Since we are using mapWithState, spark is checkpointing data to HDFS, so if any executor/worker goes down , we should be able to recover the lost data (data lost in the dead executor), and continue with leftover executors/workers.
So i kill one of the workers nodes to see if the application still runs smoothly, but instead i get an exception of FileNotFound in HDFS as below:
This is a bit odd, as Spark checkpointed data at sometime in HDFS, why is it not able to find it. Obviously HDFS is not deleting any data, so why this exception.
Or am i missing something here?
[ERROR] 2018-08-21 13:07:24,067 org.apache.spark.streaming.scheduler.JobScheduler logError - Error running job streaming job 1534871220000 ms.2
org.apache.spark.SparkException: Job aborted due to stage failure: Task creation failed: java.io.FileNotFoundException: File does not exist: hdfs://mycluster/user/user1/sparkCheckpointData/2db59817-d954-41a7-9b9d-4ec874bc86de/rdd-1005/part-00000
java.io.FileNotFoundException: File does not exist: hdfs://mycluster/user/user1/sparkCheckpointData/2db59817-d954-41a7-9b9d-4ec874bc86de/rdd-1005/part-00000
at org.apache.hadoop.hdfs.DistributedFileSystem$18.doCall(DistributedFileSystem.java:1122)
at org.apache.hadoop.hdfs.DistributedFileSystem$18.doCall(DistributedFileSystem.java:1114)
at org.apache.hadoop.fs.FileSystemLinkResolver.resolve(FileSystemLinkResolver.java:81)
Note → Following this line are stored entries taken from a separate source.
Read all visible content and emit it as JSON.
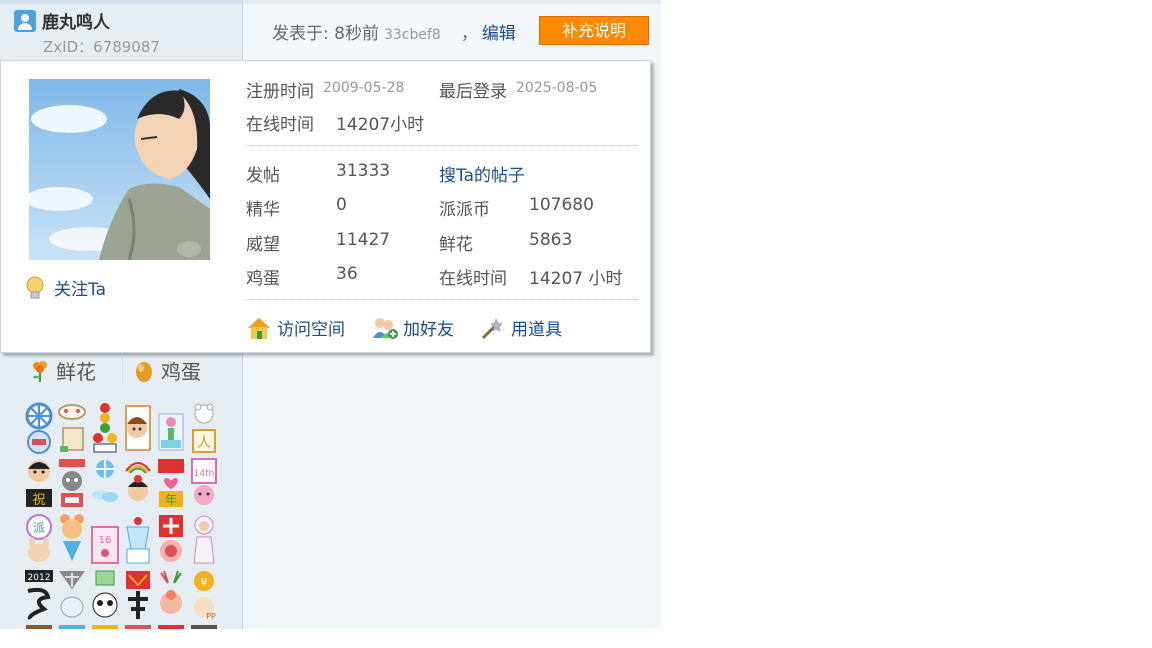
{
  "user": {
    "name": "鹿丸鸣人",
    "zxid": "ZxID：6789087"
  },
  "post": {
    "posted_label": "发表于: 8秒前",
    "hash": "33cbef8",
    "comma": "，",
    "edit_label": "编辑",
    "supplement_label": "补充说明"
  },
  "card": {
    "follow_label": "关注Ta",
    "register_label": "注册时间",
    "register_value": "2009-05-28",
    "last_login_label": "最后登录",
    "last_login_value": "2025-08-05",
    "online_label": "在线时间",
    "online_value": "14207小时",
    "stats": {
      "posts_label": "发帖",
      "posts_value": "31333",
      "search_posts_label": "搜Ta的帖子",
      "essence_label": "精华",
      "essence_value": "0",
      "paipai_label": "派派币",
      "paipai_value": "107680",
      "prestige_label": "威望",
      "prestige_value": "11427",
      "flowers_label": "鲜花",
      "flowers_value": "5863",
      "eggs_label": "鸡蛋",
      "eggs_value": "36",
      "online_label": "在线时间",
      "online_value": "14207 小时"
    },
    "actions": {
      "visit_space": "访问空间",
      "add_friend": "加好友",
      "use_item": "用道具"
    }
  },
  "gifts": {
    "flower_label": "鲜花",
    "egg_label": "鸡蛋"
  },
  "colors": {
    "accent_orange": "#ff8a00",
    "link_blue": "#1a4e8a",
    "sidebar_bg": "#e5edf2",
    "content_bg": "#f2f7fc"
  }
}
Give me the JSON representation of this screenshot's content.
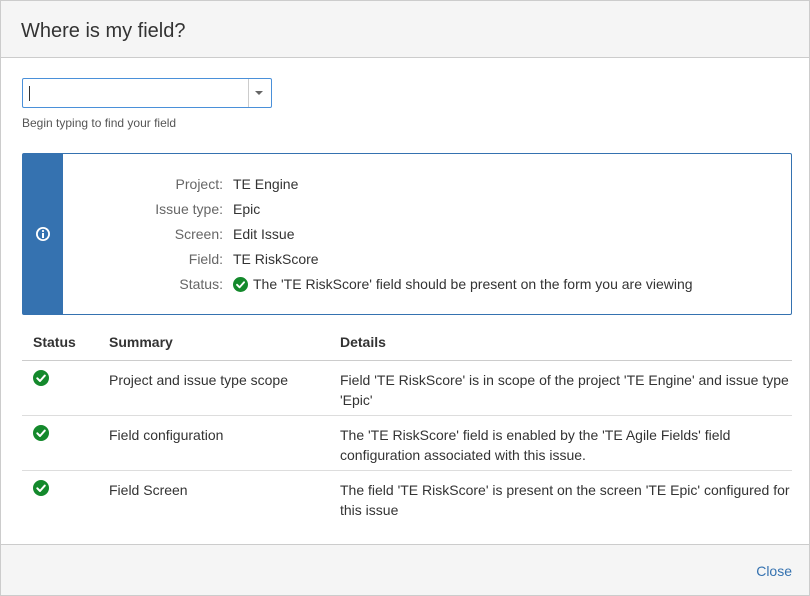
{
  "dialog": {
    "title": "Where is my field?",
    "close_label": "Close"
  },
  "search": {
    "value": "",
    "hint": "Begin typing to find your field"
  },
  "info": {
    "icon": "info-icon",
    "rows": [
      {
        "label": "Project:",
        "value": "TE Engine"
      },
      {
        "label": "Issue type:",
        "value": "Epic"
      },
      {
        "label": "Screen:",
        "value": "Edit Issue"
      },
      {
        "label": "Field:",
        "value": "TE RiskScore"
      },
      {
        "label": "Status:",
        "value": "The 'TE RiskScore' field should be present on the form you are viewing",
        "icon": "check-circle-icon"
      }
    ]
  },
  "table": {
    "headers": [
      "Status",
      "Summary",
      "Details"
    ],
    "rows": [
      {
        "status_icon": "check-circle-icon",
        "summary": "Project and issue type scope",
        "details": "Field 'TE RiskScore' is in scope of the project 'TE Engine' and issue type 'Epic'"
      },
      {
        "status_icon": "check-circle-icon",
        "summary": "Field configuration",
        "details": "The 'TE RiskScore' field is enabled by the 'TE Agile Fields' field configuration associated with this issue."
      },
      {
        "status_icon": "check-circle-icon",
        "summary": "Field Screen",
        "details": "The field 'TE RiskScore' is present on the screen 'TE Epic' configured for this issue"
      }
    ]
  },
  "colors": {
    "accent": "#3572b0",
    "success": "#14892c"
  }
}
at org.apache.hadoop.hdfs.DistributedFileSystem.getFileStatus(DistributedFileSystem.java:1114)
at org.apache.spark.rdd.ReliableCheckpointRDD.getPreferredLocations(ReliableCheckpointRDD.scala:89)
at org.apache.spark.rdd.RDD$$anonfun$preferredLocations$1.apply(RDD.scala:273)
at org.apache.spark.rdd.RDD$$anonfun$preferredLocations$1.apply(RDD.scala:273)
at scala.Option.map(Option.scala:146)
at org.apache.spark.rdd.RDD.preferredLocations(RDD.scala:273)
at org.apache.spark.scheduler.DAGScheduler.org$apache$spark$scheduler$DAGScheduler$$getPreferredLocsInternal(DAGScheduler.scala:1615)
at org.apache.spark.scheduler.DAGScheduler$$anonfun$org$apache$spark$scheduler$DAGScheduler$$getPreferredLocsInternal$2$$anonfun$apply$1.apply$mcVI$sp(DAGScheduler.scala:1626)
at org.apache.spark.scheduler.DAGScheduler$$anonfun$org$apache$spark$scheduler$DAGScheduler$$getPreferredLocsInternal$2$$anonfun$apply$1.apply(DAGScheduler.scala:1625)
at org.apache.spark.scheduler.DAGScheduler$$anonfun$org$apache$spark$scheduler$DAGScheduler$$getPreferredLocsInternal$2$$anonfun$apply$1.apply(DAGScheduler.scala:1625)
at scala.collection.immutable.List.foreach(List.scala:381)
at org.apache.spark.scheduler.DAGScheduler$$anonfun$org$apache$spark$scheduler$DAGScheduler$$getPreferredLocsInternal$2.apply(DAGScheduler.scala:1625)
at org.apache.spark.scheduler.DAGScheduler$$anonfun$org$apache$spark$scheduler$DAGScheduler$$getPreferredLocsInternal$2.apply(DAGScheduler.scala:1623)
Further Update: I found that the RDD that Spark is trying to find in HDFS is already deleted by "ReliableRDDCheckpointData" process and it created a new RDD for the checkpoint data. DAG is pointing to this old RDD somehow. Had there been any reference to this data, it shouldn't have been deleted.